研究人员选取了300个任务,包括60个入门级别的任务和60个竞赛级别的任务。
研究人员选取了GPT-3.5和GPT-4作为模型,使用模板字符串连接和单次提示词来进行自我修复。
下图为提示词的实例之一。
自修复需要强大的模型和多样化的初始样本
研究人员让单个模型分别进行代码的修复生成和反馈生成。
在右边的图中,我们沿轴显示了具有两个超参数的热图,其中每个单元格中的值表示平均通过率,当给定相同的token预算(即t的相同值pass@t)时,自我修复由基线的平均通过率归一化。
从图中可以看到,对于GPT-3.5模型,pass@t在所有设置下都低于或等于相应的基线(黑),清楚地表明自我修复对GPT-3.5并不是一种有效的策略。
而在GPT-4(下图)中,有几个值的自修复通过率明显优于基线。
下图是和基线的无修复方法。
GPT-4反馈改进了GPT3.5的修复结果
研究人员又进一步进行了新的实验,评估使用单独的、更强的模型来生成反馈的效果,目的是为了测试一个假设:由于模型无法内省和调试自己的代码,阻碍了自我修复(比如说对于GPT-3.5)。
这个实验的结果如上图(亮蓝色)所示。
在绝对性能方面,GPT-3.5,GPT-4确实突破了性能障碍,并且比GPT-3.5的i.i.d.采样略微更高效。
这表明文本反馈阶段本身是至关重要的,改进它可以缓解GPT-3.5自修复的瓶颈。
人工反馈显著提高了GPT-4修复的成功率
在最后一项实验中,想要研究在用更强的模型(GPT-4)进行修复时,加入专家人类程序员的反馈的影响。

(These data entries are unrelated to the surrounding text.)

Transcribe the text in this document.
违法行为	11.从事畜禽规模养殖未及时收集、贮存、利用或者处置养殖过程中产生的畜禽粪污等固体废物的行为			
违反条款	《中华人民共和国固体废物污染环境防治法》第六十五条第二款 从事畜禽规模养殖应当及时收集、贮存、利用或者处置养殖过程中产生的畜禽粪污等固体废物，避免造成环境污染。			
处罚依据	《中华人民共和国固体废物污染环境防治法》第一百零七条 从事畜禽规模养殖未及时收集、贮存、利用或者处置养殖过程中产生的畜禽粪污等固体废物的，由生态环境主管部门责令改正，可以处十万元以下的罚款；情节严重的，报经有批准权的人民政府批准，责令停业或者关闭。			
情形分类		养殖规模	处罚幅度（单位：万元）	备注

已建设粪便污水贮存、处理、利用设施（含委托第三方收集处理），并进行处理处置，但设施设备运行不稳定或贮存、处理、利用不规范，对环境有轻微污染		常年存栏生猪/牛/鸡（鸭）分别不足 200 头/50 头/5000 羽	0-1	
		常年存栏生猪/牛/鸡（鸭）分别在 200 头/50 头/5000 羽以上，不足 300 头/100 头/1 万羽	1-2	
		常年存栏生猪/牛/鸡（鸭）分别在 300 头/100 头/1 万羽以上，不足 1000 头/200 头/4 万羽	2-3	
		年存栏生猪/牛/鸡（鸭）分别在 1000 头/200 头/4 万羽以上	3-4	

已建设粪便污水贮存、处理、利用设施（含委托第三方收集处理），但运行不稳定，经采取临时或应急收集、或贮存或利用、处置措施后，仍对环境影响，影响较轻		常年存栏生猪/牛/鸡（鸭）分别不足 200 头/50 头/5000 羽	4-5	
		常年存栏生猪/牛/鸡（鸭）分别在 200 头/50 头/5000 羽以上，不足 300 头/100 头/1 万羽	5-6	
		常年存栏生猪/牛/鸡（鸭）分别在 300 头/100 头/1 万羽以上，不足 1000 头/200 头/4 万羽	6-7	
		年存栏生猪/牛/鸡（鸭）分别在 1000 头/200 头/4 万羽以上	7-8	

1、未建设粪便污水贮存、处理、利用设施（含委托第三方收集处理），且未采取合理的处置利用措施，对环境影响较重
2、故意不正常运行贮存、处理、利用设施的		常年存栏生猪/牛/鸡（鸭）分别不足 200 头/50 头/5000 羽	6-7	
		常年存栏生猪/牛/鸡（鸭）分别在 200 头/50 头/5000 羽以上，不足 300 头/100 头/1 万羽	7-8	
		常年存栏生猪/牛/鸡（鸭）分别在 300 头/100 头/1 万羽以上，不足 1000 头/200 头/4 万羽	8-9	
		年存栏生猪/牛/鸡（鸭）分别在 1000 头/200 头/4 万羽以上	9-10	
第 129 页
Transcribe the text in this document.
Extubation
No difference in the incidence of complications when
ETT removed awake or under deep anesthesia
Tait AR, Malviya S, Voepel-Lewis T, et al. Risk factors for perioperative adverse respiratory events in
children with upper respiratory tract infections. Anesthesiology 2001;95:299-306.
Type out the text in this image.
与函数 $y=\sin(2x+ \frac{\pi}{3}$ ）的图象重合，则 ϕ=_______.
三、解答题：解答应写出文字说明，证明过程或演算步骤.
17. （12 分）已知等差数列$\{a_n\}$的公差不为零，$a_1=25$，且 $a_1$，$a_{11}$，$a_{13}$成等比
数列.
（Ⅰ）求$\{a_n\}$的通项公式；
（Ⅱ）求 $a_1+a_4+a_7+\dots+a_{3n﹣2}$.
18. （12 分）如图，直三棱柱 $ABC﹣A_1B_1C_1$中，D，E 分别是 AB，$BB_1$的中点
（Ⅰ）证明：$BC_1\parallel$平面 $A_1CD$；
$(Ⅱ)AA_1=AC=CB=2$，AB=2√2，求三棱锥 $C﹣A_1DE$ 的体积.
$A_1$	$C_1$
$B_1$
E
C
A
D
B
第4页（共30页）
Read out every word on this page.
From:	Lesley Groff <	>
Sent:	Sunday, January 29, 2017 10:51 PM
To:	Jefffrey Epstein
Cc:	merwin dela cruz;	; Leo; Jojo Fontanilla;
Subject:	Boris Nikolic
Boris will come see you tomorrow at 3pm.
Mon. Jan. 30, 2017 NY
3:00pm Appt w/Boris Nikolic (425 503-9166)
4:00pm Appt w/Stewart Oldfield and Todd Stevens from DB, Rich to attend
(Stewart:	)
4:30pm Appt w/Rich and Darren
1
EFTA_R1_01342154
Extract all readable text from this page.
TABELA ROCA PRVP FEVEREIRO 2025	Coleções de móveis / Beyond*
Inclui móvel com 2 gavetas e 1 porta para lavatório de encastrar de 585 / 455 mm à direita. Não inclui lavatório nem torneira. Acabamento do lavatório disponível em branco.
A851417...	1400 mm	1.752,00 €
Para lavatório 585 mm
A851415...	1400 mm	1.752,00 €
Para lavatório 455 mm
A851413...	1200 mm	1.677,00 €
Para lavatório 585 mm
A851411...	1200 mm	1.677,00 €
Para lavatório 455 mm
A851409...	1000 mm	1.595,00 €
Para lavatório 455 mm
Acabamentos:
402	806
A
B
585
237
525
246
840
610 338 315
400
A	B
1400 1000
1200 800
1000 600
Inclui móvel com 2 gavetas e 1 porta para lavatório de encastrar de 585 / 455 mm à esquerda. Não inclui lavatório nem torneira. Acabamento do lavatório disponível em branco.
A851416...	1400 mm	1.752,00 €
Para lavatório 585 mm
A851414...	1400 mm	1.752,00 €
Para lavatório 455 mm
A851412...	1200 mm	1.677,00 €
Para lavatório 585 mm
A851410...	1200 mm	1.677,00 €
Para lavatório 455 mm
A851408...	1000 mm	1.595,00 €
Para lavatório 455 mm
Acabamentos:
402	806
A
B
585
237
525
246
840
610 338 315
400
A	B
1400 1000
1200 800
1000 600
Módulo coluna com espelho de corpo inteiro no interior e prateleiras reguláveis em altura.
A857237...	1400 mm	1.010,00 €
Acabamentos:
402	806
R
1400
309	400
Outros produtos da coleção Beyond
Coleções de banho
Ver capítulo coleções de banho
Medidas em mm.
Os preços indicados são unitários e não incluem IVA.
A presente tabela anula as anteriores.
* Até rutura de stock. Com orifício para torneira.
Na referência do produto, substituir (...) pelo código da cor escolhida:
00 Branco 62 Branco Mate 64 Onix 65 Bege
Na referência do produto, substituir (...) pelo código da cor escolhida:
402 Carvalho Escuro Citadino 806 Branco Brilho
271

The goal of the study was to understand how the model's ability to identify errors in code compares to that of humans, and how this affects the downstream performance of self-healing.
Researchers The researchers recruited 16 participants, including 15 graduate students and 1 professional machine learning engineer.
Each participant had five different base programs, writing code based on their Python experience.
Each program is taken from a different task, and participants never see two different programs belonging to the same task.
Participants were then asked to explain in their own words what the program did wrong.
The experimental results are shown in the figure below:
The researchers found that when we replaced GPT-4's own tuning with human participants' tuning, the overall success rate increased by more than 1.57×.
Not surprisingly, the relative difference increases as the problem gets harder, suggesting that when the task (and code) gets more complex, GPT-4's ability to generate accurate and useful feedback lags far behind human participation By.